Friday, December 9, 2011
No Time For Homework (including term papers)
Thomas L. Friedman
Michael Mandelbaum
That Used To Be Us
New York: Farrar, Straus and Giroux, 2011, pp. 128-129
...We wish the figure of 27,000 texts a month [by a 14-year-old girl] came out of Ripley’s Believe it or Not. In fact, it is the new normal. On January 10, 2010, the Kaiser Family Foundation released the results of a lengthy study entitled Daily Media Use Among American Children and Teens Up Dramatically from Five Years Ago:
“With technology allowing nearly 24-hour media access as children and teens go about their daily lives, the amount of time young people spend with entertainment media has risen dramatically, especially among minority youth, according to a study released today by the Kaiser Family Foundation.

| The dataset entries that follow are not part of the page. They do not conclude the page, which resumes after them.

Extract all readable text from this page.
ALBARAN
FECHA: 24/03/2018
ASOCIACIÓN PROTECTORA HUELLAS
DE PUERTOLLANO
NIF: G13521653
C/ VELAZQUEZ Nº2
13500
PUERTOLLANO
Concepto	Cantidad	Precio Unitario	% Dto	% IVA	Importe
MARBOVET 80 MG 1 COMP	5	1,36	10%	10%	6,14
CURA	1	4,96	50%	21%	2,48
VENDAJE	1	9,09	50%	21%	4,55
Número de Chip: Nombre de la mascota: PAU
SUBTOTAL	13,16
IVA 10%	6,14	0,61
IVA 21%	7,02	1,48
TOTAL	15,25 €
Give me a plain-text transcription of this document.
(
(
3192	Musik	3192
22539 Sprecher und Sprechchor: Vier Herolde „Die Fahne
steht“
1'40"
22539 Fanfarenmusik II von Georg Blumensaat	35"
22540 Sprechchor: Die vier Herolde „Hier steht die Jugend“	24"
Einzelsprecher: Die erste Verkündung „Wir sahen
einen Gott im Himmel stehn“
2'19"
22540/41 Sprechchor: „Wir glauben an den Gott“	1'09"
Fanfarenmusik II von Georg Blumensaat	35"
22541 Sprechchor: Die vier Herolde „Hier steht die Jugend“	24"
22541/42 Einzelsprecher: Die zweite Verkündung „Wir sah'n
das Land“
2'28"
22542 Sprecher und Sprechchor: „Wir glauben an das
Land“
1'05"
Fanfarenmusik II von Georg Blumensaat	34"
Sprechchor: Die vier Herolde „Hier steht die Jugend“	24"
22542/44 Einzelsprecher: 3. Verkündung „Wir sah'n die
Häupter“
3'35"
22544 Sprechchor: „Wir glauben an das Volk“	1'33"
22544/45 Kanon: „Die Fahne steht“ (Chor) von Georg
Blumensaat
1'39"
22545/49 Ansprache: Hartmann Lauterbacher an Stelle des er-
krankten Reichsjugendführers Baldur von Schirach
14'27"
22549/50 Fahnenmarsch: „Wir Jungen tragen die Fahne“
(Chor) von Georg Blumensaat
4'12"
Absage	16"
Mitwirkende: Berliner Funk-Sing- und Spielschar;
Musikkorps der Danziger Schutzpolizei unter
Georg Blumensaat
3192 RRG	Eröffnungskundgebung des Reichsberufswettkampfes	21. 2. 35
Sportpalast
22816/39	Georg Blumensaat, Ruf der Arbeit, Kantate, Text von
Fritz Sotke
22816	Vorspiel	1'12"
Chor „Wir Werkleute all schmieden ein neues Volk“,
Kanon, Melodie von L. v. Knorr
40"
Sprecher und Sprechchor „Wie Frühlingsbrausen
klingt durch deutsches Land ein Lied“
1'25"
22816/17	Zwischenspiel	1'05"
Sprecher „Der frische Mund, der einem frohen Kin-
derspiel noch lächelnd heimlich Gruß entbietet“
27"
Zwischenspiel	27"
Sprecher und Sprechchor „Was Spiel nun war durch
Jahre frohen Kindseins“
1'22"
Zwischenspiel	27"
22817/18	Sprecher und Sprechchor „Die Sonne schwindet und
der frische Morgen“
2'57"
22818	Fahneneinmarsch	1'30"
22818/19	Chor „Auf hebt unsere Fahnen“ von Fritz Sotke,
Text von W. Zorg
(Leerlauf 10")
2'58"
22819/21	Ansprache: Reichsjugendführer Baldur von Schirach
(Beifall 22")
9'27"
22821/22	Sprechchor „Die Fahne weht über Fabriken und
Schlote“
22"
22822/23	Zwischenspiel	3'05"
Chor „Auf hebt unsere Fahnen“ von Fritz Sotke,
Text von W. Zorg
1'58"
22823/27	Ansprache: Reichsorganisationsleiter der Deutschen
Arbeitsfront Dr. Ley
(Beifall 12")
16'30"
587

Today, 8-18-year-olds devote an average of 7 hours and 38 minutes (7:38) to using entertainment media across a typical day (more than 53 hours a week). And because they spend so much of that time “media multitasking,” (using more than one medium at a time), they actually manage to pack a total of 10 hours and 45 minutes (10:45) worth of media content into those 7 1/2 hours. The amount of time spent with media increased by an hour and seventeen minutes a day over the past five years, from 6:21 in 2004 to 7:38 today...While the study cannot establish a cause and effect relationship between media use and grades, there are differences between heavy and light media users in this regard. About half (47%) of heavy media users say they usually get fair or poor grades (mostly Cs or lower), compared to about a quarter (23%) of light users...Over the past 5 years, time spent reading books [Twilight series? WF] remained steady at about :25 a day, but time with magazines and newspapers dropped (from :14 to :09 for magazines, and from :06 to :03 for newspapers). The proportion of young people who read a newspaper on a typical day dropped from 42% in 1999 to 23% in 2009.”
One quotation in the study captured the trend: “The amount of time young people spend with electronic media has grown to where it’s even more than a full-time workweek,” said Drew Altman, Ph.D., the president and CEO of the Kaiser Family Foundation.
At precisely the moment when we need more education to bring the bottom up to the average and the American average up to the global peaks, our students are spending more time texting and gaming and less time than ever studying and doing homework. Unless we get them to spend the time needed to master a subject, all the teacher training in the world will go for naught.